Determining a price for these products also takes many months, and the greater the uncertainty injected into that process, the higher the price will be. To develop an actuarially sound premium rate for 2018, most health actuaries will start assembling the required enrollment, claims, financial, and other data from 2016 in early to mid-February 2017. Insurers will then hone those rates based on their marketing strategy and emerging data about the past year’s claims experience and financial performance, both their own and their competitors’. The deadline for submitting rates for regulatory review is May 3.

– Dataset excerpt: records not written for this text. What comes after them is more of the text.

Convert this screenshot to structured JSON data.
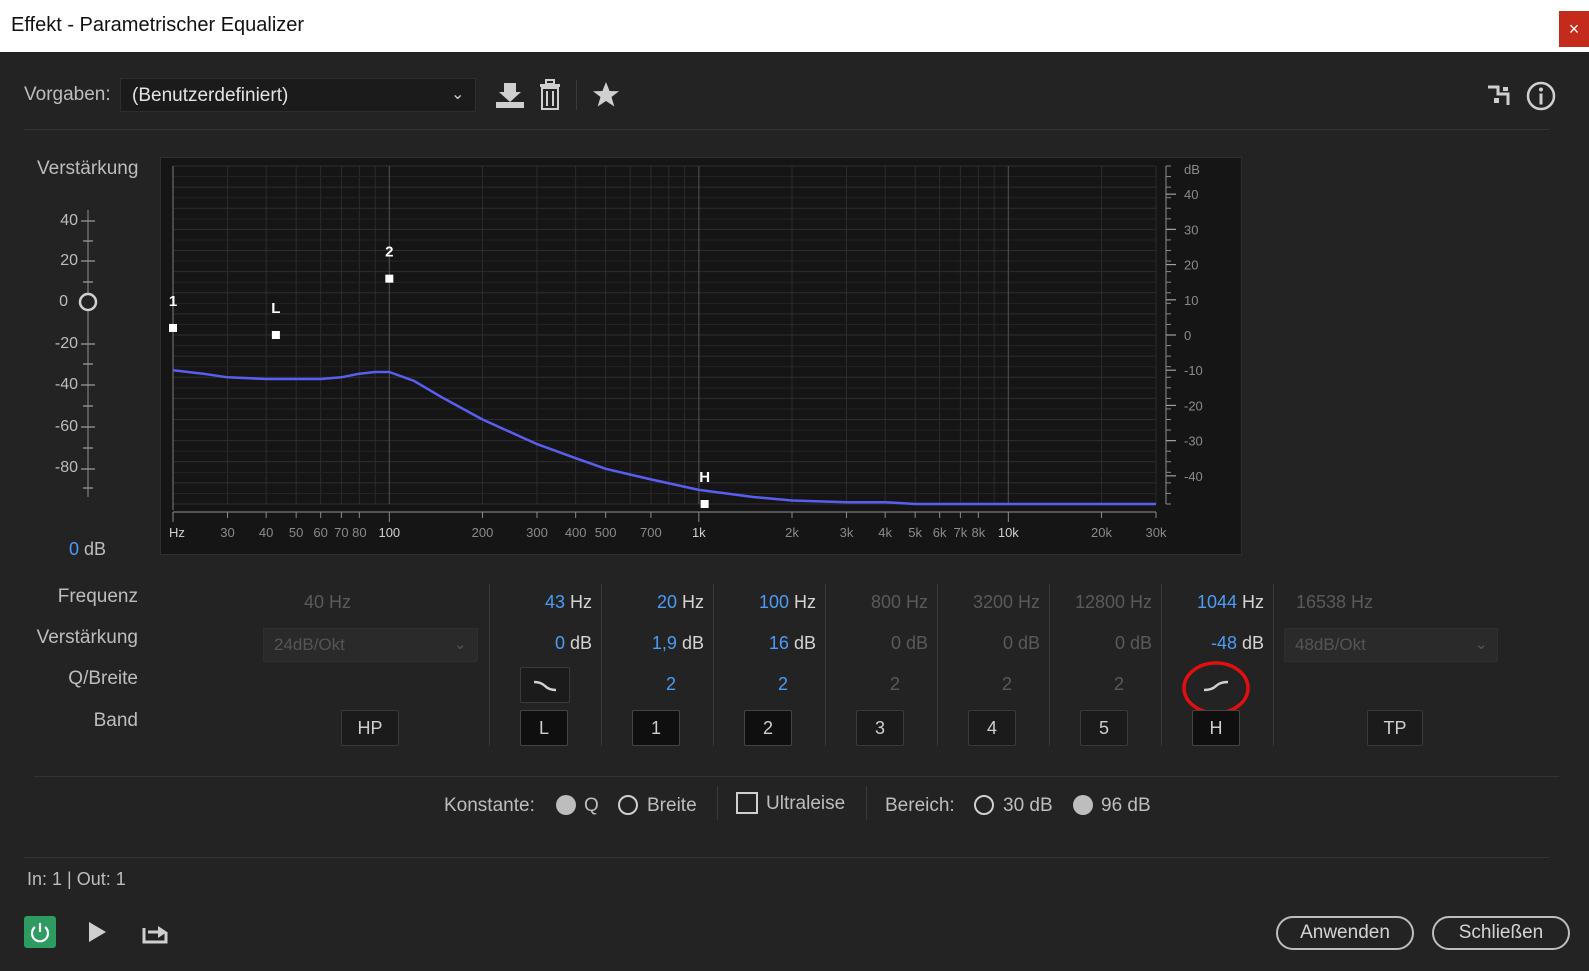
{
  "window": {
    "title": "Effekt - Parametrischer Equalizer",
    "close_glyph": "×"
  },
  "toolbar": {
    "preset_label": "Vorgaben:",
    "preset_value": "(Benutzerdefiniert)",
    "icons": [
      "download-icon",
      "trash-icon",
      "star-icon",
      "routing-icon",
      "info-icon"
    ]
  },
  "gain": {
    "label": "Verstärkung",
    "scale": [
      "40",
      "20",
      "0",
      "-20",
      "-40",
      "-60",
      "-80"
    ],
    "readout_value": "0",
    "readout_unit": "dB",
    "slider_value_db": 0
  },
  "chart_data": {
    "type": "line",
    "x_scale": "log",
    "x_ticks": [
      "Hz",
      "30",
      "40",
      "50",
      "60",
      "70",
      "80",
      "100",
      "200",
      "300",
      "400",
      "500",
      "700",
      "1k",
      "2k",
      "3k",
      "4k",
      "5k",
      "6k",
      "7k",
      "8k",
      "10k",
      "20k",
      "30k"
    ],
    "y_label": "dB",
    "y_ticks": [
      "40",
      "30",
      "20",
      "10",
      "0",
      "-10",
      "-20",
      "-30",
      "-40"
    ],
    "ylim": [
      -48,
      48
    ],
    "grid": true,
    "curve": {
      "x": [
        20,
        25,
        30,
        40,
        50,
        60,
        70,
        80,
        90,
        100,
        120,
        150,
        200,
        300,
        400,
        500,
        700,
        1000,
        1500,
        2000,
        3000,
        4000,
        5000,
        10000,
        20000,
        30000
      ],
      "y": [
        -10,
        -11,
        -12,
        -12.5,
        -12.5,
        -12.5,
        -12,
        -11,
        -10.5,
        -10.5,
        -13,
        -18,
        -24,
        -31,
        -35,
        -38,
        -41,
        -44,
        -46,
        -47,
        -47.5,
        -47.5,
        -48,
        -48,
        -48,
        -48
      ]
    },
    "handles": [
      {
        "label": "1",
        "freq": 20,
        "gain": 2
      },
      {
        "label": "L",
        "freq": 43,
        "gain": 0
      },
      {
        "label": "2",
        "freq": 100,
        "gain": 16
      },
      {
        "label": "H",
        "freq": 1044,
        "gain": -48
      }
    ]
  },
  "params": {
    "labels": {
      "freq": "Frequenz",
      "gain": "Verstärkung",
      "q": "Q/Breite",
      "band": "Band"
    },
    "hp": {
      "freq": "40 Hz",
      "slope": "24dB/Okt",
      "band": "HP"
    },
    "tp": {
      "freq": "16538 Hz",
      "slope": "48dB/Okt",
      "band": "TP"
    },
    "bands": [
      {
        "band": "L",
        "freq": "43",
        "freq_unit": "Hz",
        "gain": "0",
        "gain_unit": "dB",
        "q_icon": "low-shelf-icon"
      },
      {
        "band": "1",
        "freq": "20",
        "freq_unit": "Hz",
        "gain": "1,9",
        "gain_unit": "dB",
        "q": "2"
      },
      {
        "band": "2",
        "freq": "100",
        "freq_unit": "Hz",
        "gain": "16",
        "gain_unit": "dB",
        "q": "2"
      },
      {
        "band": "3",
        "freq": "800 Hz",
        "gain": "0 dB",
        "q": "2"
      },
      {
        "band": "4",
        "freq": "3200 Hz",
        "gain": "0 dB",
        "q": "2"
      },
      {
        "band": "5",
        "freq": "12800 Hz",
        "gain": "0 dB",
        "q": "2"
      },
      {
        "band": "H",
        "freq": "1044",
        "freq_unit": "Hz",
        "gain": "-48",
        "gain_unit": "dB",
        "q_icon": "high-shelf-icon"
      }
    ]
  },
  "options": {
    "constant_label": "Konstante:",
    "q_label": "Q",
    "width_label": "Breite",
    "constant_selected": "Q",
    "ultraquiet_label": "Ultraleise",
    "ultraquiet_checked": false,
    "range_label": "Bereich:",
    "range_30": "30 dB",
    "range_96": "96 dB",
    "range_selected": "96 dB"
  },
  "footer": {
    "io_status": "In: 1 | Out: 1",
    "apply_label": "Anwenden",
    "close_label": "Schließen"
  },
  "colors": {
    "curve": "#5a5ef0",
    "accent_value": "#4b9cf6",
    "power_on": "#2e9b62",
    "annotation": "#e01010"
  }
}
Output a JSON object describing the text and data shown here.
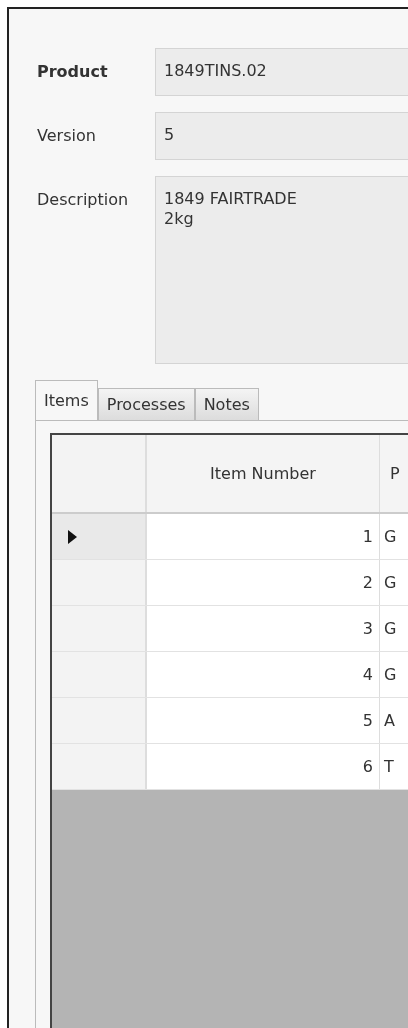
{
  "form": {
    "fields": [
      {
        "label": "Product",
        "value": "1849TINS.02",
        "kind": "line",
        "bold": true
      },
      {
        "label": "Version",
        "value": "5",
        "kind": "line",
        "bold": false
      },
      {
        "label": "Description",
        "value": "1849 FAIRTRADE\n2kg",
        "kind": "multiline",
        "bold": false
      }
    ]
  },
  "tabs": [
    {
      "label": "Items",
      "selected": true
    },
    {
      "label": "Processes",
      "selected": false
    },
    {
      "label": "Notes",
      "selected": false
    }
  ],
  "table": {
    "columns": [
      "Item Number",
      "P"
    ],
    "rows": [
      {
        "cells": [
          "1",
          "G"
        ],
        "selected": true
      },
      {
        "cells": [
          "2",
          "G"
        ],
        "selected": false
      },
      {
        "cells": [
          "3",
          "G"
        ],
        "selected": false
      },
      {
        "cells": [
          "4",
          "G"
        ],
        "selected": false
      },
      {
        "cells": [
          "5",
          "A"
        ],
        "selected": false
      },
      {
        "cells": [
          "6",
          "T"
        ],
        "selected": false
      }
    ]
  }
}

Many state regulators will allow insurers to subsequently adjust their rates, but typically only in the event of major changes in public policy or in the market. This occurred in 2016, when a number of insurers increased their rates after the filing deadline following the exit of major competitors from the market. Insurers also may be allowed to adjust rates in the wake of an unexpected charge under the ACA’s risk adjustment program, which redistributes funds from insurers with lower-risk enrollees to insurers with higher-risk enrollees. Under the current regulatory timeline, the federal marketplace will consider insurers’ plan prices to be final by August 21, 2017. Insurers then have until September 15, 2017, to decide whether to commit to the marketplaces, scale back their participation, or exit completely. A new administration’s ability to adjust these deadlines is limited, assuming they want consumers to be able to shop for health plans during the open enrollment season for 2018, which begins November 1, 2017. State regulators are already challenged to conduct the necessary reviews within the current time frames, and it takes time to ensure that final plan designs and rates are loaded into and accurately displayed on the marketplace websites.
Looking forward
Insurers are capable of responding to changes in the legal and competitive environment, but their flexibility has limits and they are under tight timelines. Uncertainty about the rules under which they will operate in the future gives rise to uncertainty about how market competitors and current and potential enrollees will respond. This, in turn, will lead some insurers to scale down their marketplace participation or to leave the market entirely in 2018. Those that stay will need to factor the increased risk they face into the premiums they set. The new Congress and incoming administration will need to be cognizant of insurers’ schedules and the impact of policy uncertainty on their participation and premiums. The new leadership will need to signal early that they will take steps to stabilize the insurance market, allow insurers to do their jobs, and keep consumers covered.